Note: This argument doesn't (immediately) exclude zeroes which can be which can be written as a polynomial in transcendental numbers for which we we have symbols (like $\log(n)$ for $n \in \mathbb{Z}_{\geq0}$, $\pi$, or $e$).

Answer 3

As said in comments and answers, equations which contain both polynomial and trigonometric terms do not show analytical solutions and numerical methods are required.

A simple method is Newton iterative method : starting from a "reasonable" guess $x_0$, it will update it according to $$x_{n+1}=x_n-\frac{f(x_n)}{f'(x_n)}$$ In the case of the post $$f(x)=x^2-\cos(x)$$ $$f'(x)=2x+\sin(x)$$ By inspection,we can see that the positive root is somewhere between $\frac{\pi}{6}$ and $\frac{\pi}{3}$; so let us start iterating starting at the middle of the interval, that is to say $x_0=\frac{\pi}{4}$. So are generated the following iterates : $0.8250207908$, $0.8241327557$, $ 0.8241323123$ which is the solution for ten significant digits.

We could even start closer to the solution using Taylor since, built at $x=0$, we have $$x^2-\cos(x)=-1+\frac{3 x^2}{2}-\frac{x^4}{24}+O\left(x^5\right)$$ Solving the quadratic give $x =\sqrt{2 \left(9-5 \sqrt{3}\right)}\approx 0.824313$ which will make Newton method converging very fast.

Edit

Since A.P. asked the question in the comments, there are methods of higher order than Newton (which a quadratic convergence). Halley method shows a cubic convergence, Householder method shows a quartic convergence and the order can be increased as far as one could want. The problem is not that these methods require higher order derivatives but that the formula start to be much more complex.

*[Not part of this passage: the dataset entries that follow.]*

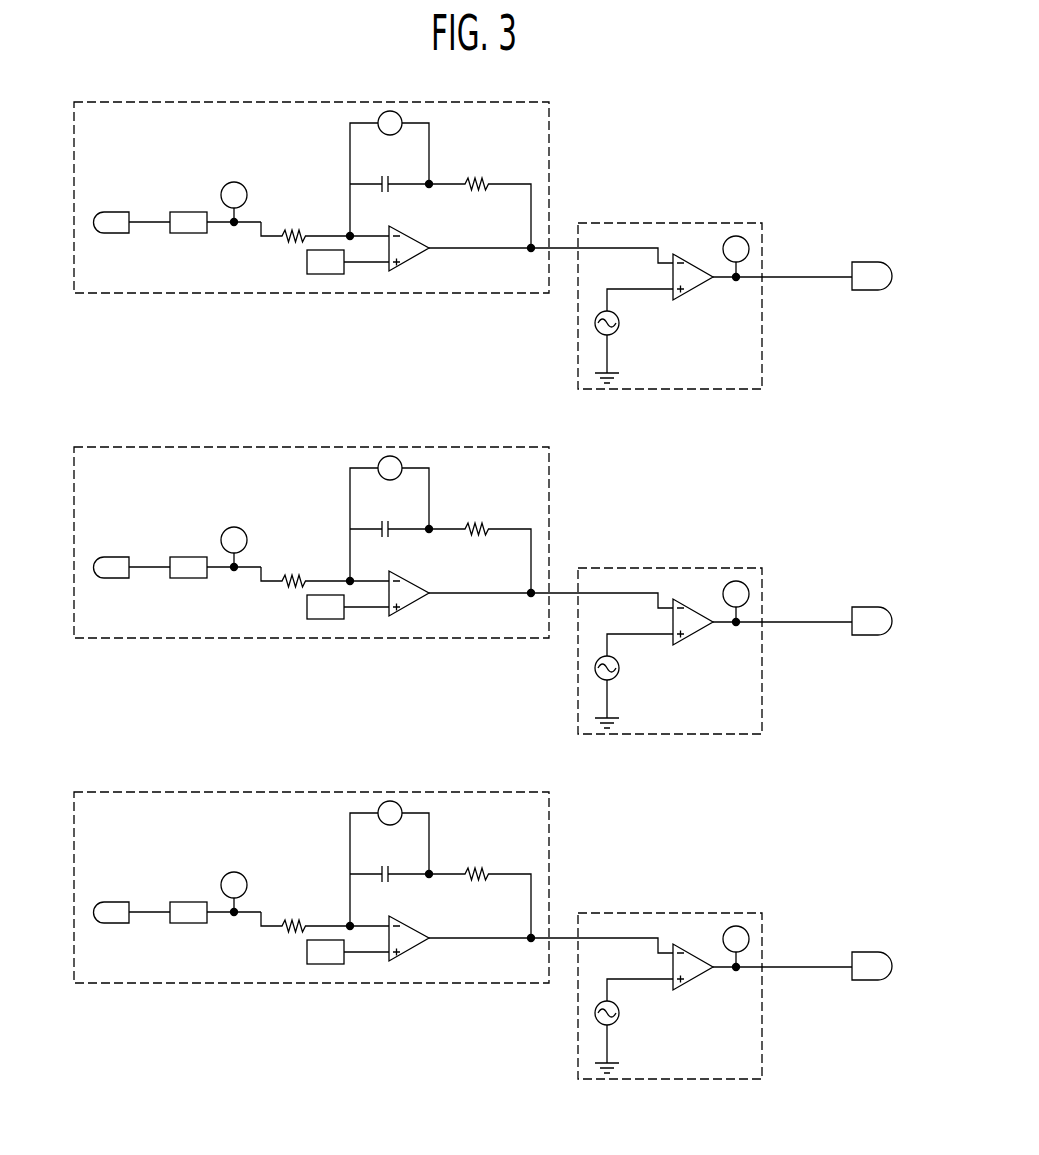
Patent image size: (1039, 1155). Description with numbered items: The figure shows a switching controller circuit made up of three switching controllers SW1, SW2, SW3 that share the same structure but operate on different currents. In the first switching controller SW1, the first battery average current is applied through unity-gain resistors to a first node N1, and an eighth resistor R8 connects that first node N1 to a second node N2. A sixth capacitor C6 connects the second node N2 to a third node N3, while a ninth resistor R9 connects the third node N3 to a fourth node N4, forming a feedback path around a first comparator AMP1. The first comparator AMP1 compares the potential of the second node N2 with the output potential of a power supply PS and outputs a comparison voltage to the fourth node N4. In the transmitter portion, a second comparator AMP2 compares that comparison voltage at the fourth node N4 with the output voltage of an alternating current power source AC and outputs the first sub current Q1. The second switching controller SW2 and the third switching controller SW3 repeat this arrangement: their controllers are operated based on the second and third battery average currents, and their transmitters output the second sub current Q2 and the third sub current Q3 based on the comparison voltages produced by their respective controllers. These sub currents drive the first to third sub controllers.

The first switching controller SW1 is at (856, 120).
The second switching controller SW2 is at (483, 587).
The third switching controller SW3 is at (483, 932).
The first node N1 is at (234, 217).
The second node N2 is at (388, 175).
The third node N3 is at (429, 197).
The fourth node N4 is at (503, 261).
The eighth resistor R8 is at (305, 224).
The ninth resistor R9 is at (480, 201).
The sixth capacitor C6 is at (389, 173).
The first comparator AMP1 is at (418, 243).
The second comparator AMP2 is at (670, 276).
The power supply PS is at (348, 263).
The Alternating Current power AC is at (634, 336).
The first sub current Q1 is at (827, 276).
The second sub current Q2 is at (827, 621).
The third sub current Q3 is at (827, 966).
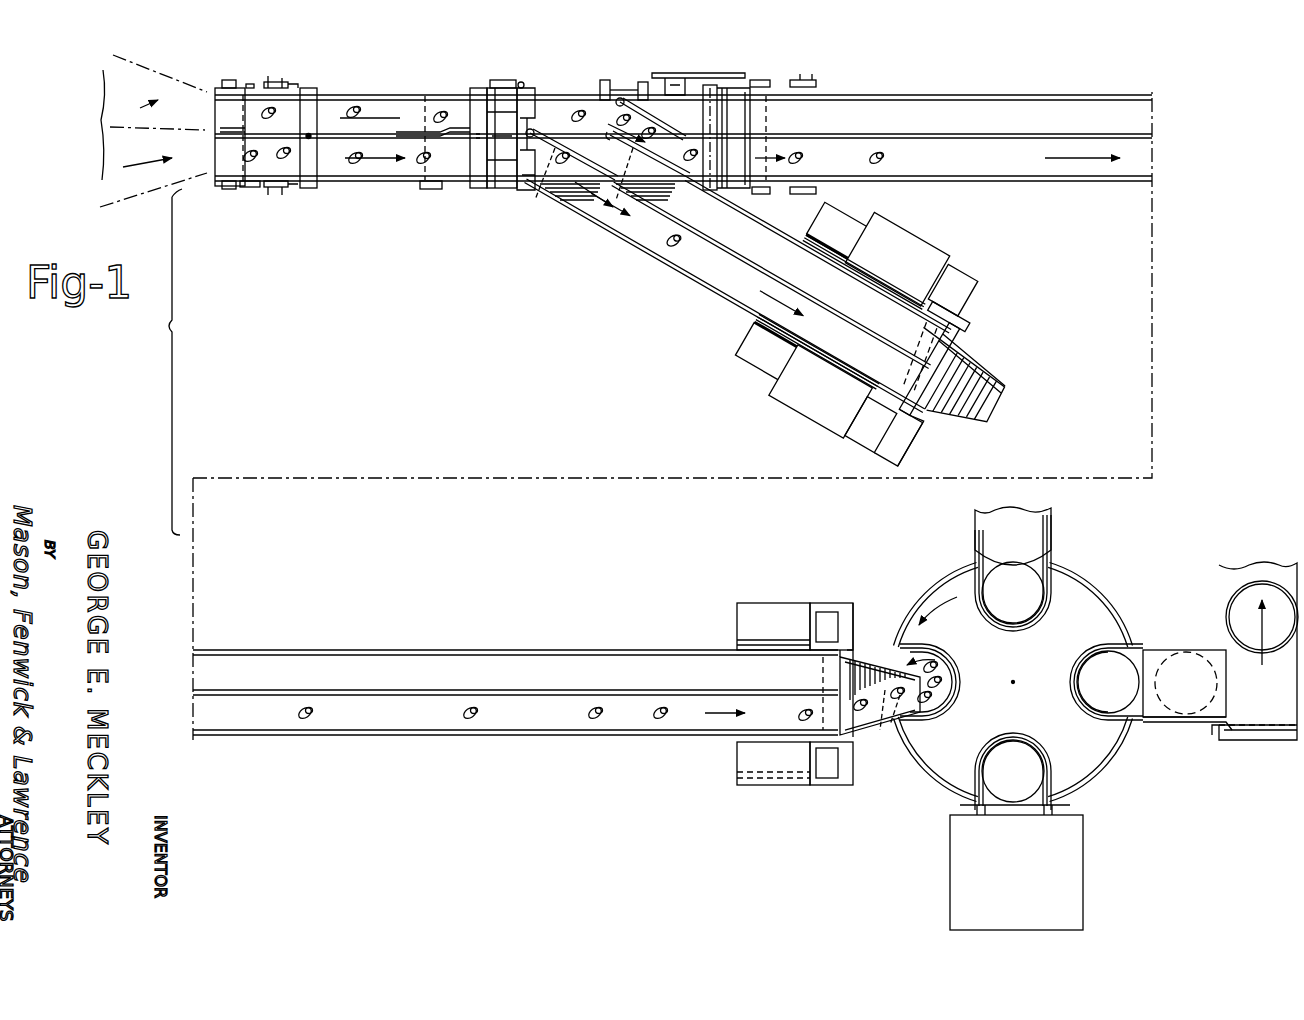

To give an idea, starting with $x_0=\frac{\pi}{4}$, let note $x_1^{(n)}$ the value of the first iterate of the method of order $n$. They will be $$x_1^{(2)}=0.8250207908$$ $$x_1^{(3)}=0.8240879089$$ $$x_1^{(4)}=0.8241350550$$ $$x_1^{(5)}=0.8241321224$$ $$x_1^{(6)}=0.8241323264$$ $$\cdots$$ $$x_1^{(\infty)}=0.8241323123$$